The Competition Commission of India (CCI) has unanimously rejected Bharti Airtel’s complaint of predatory pricing and anti-competitive behaviour against Reliance Jio Infocomm, filed by the former in February. The grounds on which Bharti’s complaint was rejected were that the relevant market has to be telecommunication services and not 4G services; geographic market cannot be all-India but each of the 22 circles; free services does not mean elimination of competition if player not dominant; and huge investments by parent Reliance Industries in Jio has not established a dominant position of the latter. Accordingly, in its 17-page order, the anti-monopoly body noted no prima facie case of contravention of the provisions of Section 3 or 4 of the Competition Act is made out against Jio and the matter is closed in terms of the provisions of Section 26(2) of the Act. The dismissal of the complaint comes as a huge setback for Bharti Airtel as the CCI last month by a majority order admitted a Jio petition to investigate its allegations of cartelisation against Bharti, Vodafone and Idea Cellular as it found prima facie evidence the three abused their dominant market power by forming a cartel of sorts and denying it the requisite number of points of interconnect. While Jio had filed its initial complaint with the CCI in November 2016, Bharti had moved its petition in February this year. Bharti had alleged in its petition that 4G services should be seen as the relevant market for determining the charges of predatory pricing since Jio had the largest spectrum in this band, but the CCI rejected the contention. The CCI has said that the licences are provided for unified services, 3G and 4G tariffs are similar, 3G services can run on 4G devices, technology upgradation is key to telecom services, and every operator is in a position to offer a bouquet of services. Hence, if telecommunication services is seen as the relevant market, Jio is not in a dominant position. Similarly, it dismissed Bharti’s charges that the geographic market should be pan-India. According to the CCI, since licences, spectrum and auctions are circle-specific, the geographic market has to be each of the 22 telecommunication circles in the country. Judged on this parameter, Jio’s market share does not exceed 7% in any of the circles, hence it is not in a dominant position.
On charges that RIL, which is a market leader in its area, has invested huge sums in Jio with the aim of eliminating competition, the CCI has said that financial strength is relevant but not the sole factor to determine dominant position of an enterprise. It said that even incumbent operators have made comparable investments and, therefore, Jio’s success in managing large-scale investment does not suggest any dominant position enjoyed by it.

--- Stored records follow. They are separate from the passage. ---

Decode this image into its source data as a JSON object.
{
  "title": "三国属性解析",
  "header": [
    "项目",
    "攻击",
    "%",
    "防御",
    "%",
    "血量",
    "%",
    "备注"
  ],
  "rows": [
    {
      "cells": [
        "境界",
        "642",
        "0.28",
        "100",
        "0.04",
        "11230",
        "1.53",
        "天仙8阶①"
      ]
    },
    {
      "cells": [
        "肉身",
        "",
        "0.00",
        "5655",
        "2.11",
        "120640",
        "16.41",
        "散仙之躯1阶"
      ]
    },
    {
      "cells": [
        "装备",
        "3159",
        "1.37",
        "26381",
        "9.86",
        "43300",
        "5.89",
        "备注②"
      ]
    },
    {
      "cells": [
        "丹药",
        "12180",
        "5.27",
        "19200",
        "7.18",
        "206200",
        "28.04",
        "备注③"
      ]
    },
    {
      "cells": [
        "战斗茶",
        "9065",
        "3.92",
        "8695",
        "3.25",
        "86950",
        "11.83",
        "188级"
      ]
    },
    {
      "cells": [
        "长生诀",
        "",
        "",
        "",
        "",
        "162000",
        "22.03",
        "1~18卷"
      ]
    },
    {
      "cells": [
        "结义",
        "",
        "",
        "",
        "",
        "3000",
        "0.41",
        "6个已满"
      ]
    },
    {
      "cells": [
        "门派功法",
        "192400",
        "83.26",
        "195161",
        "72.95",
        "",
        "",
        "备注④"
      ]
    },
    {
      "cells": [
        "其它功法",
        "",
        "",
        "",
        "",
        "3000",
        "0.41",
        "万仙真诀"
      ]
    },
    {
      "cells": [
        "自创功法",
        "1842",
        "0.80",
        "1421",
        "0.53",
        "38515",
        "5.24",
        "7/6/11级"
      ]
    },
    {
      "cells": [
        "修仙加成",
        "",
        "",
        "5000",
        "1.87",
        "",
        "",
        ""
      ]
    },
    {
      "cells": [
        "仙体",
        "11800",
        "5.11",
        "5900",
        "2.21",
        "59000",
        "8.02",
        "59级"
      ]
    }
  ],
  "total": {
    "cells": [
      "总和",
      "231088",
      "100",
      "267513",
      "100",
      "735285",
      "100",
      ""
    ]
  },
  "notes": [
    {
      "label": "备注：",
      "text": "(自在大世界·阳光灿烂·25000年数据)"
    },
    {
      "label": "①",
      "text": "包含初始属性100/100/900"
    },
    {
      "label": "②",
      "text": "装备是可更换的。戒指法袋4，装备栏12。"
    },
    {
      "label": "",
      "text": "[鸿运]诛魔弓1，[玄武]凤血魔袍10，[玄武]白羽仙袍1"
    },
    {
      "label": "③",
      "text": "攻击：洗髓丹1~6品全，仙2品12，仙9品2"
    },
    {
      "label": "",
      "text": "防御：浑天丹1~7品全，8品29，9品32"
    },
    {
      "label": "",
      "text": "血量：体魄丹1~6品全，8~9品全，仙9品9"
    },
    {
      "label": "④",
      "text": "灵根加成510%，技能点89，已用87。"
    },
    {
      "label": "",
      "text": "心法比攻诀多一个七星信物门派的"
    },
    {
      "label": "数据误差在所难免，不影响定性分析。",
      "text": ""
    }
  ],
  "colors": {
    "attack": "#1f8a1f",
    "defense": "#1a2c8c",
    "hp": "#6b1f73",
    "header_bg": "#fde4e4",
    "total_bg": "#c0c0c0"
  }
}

On free services by Jio which led it to amass 72 million subscribers in a span of just four months, the CCI observed that Bharti has not demonstrated reduction or elimination of competition. It has said that free services cannot by itself raise competition concerns unless the same is offered by a dominant enterprise and shown to be tainted with anti-competitive objective of excluding competition/competitors, which does not seem to be the case in the instant matter as the relevant market is characterised by the presence of entrenched players with sustained business presence and financial strength.
“In a competitive market scenario, where there are already big players operating in the market, it would not be anti-competitive for an entrant to incentivise customers towards its own services by giving attractive offers and schemes. Such short-term business strategy of an entrant to penetrate the market and establish its identity cannot be considered to anti-competitive in nature and as such cannot be a subject matter of investigation under the Act,” the CCI observed.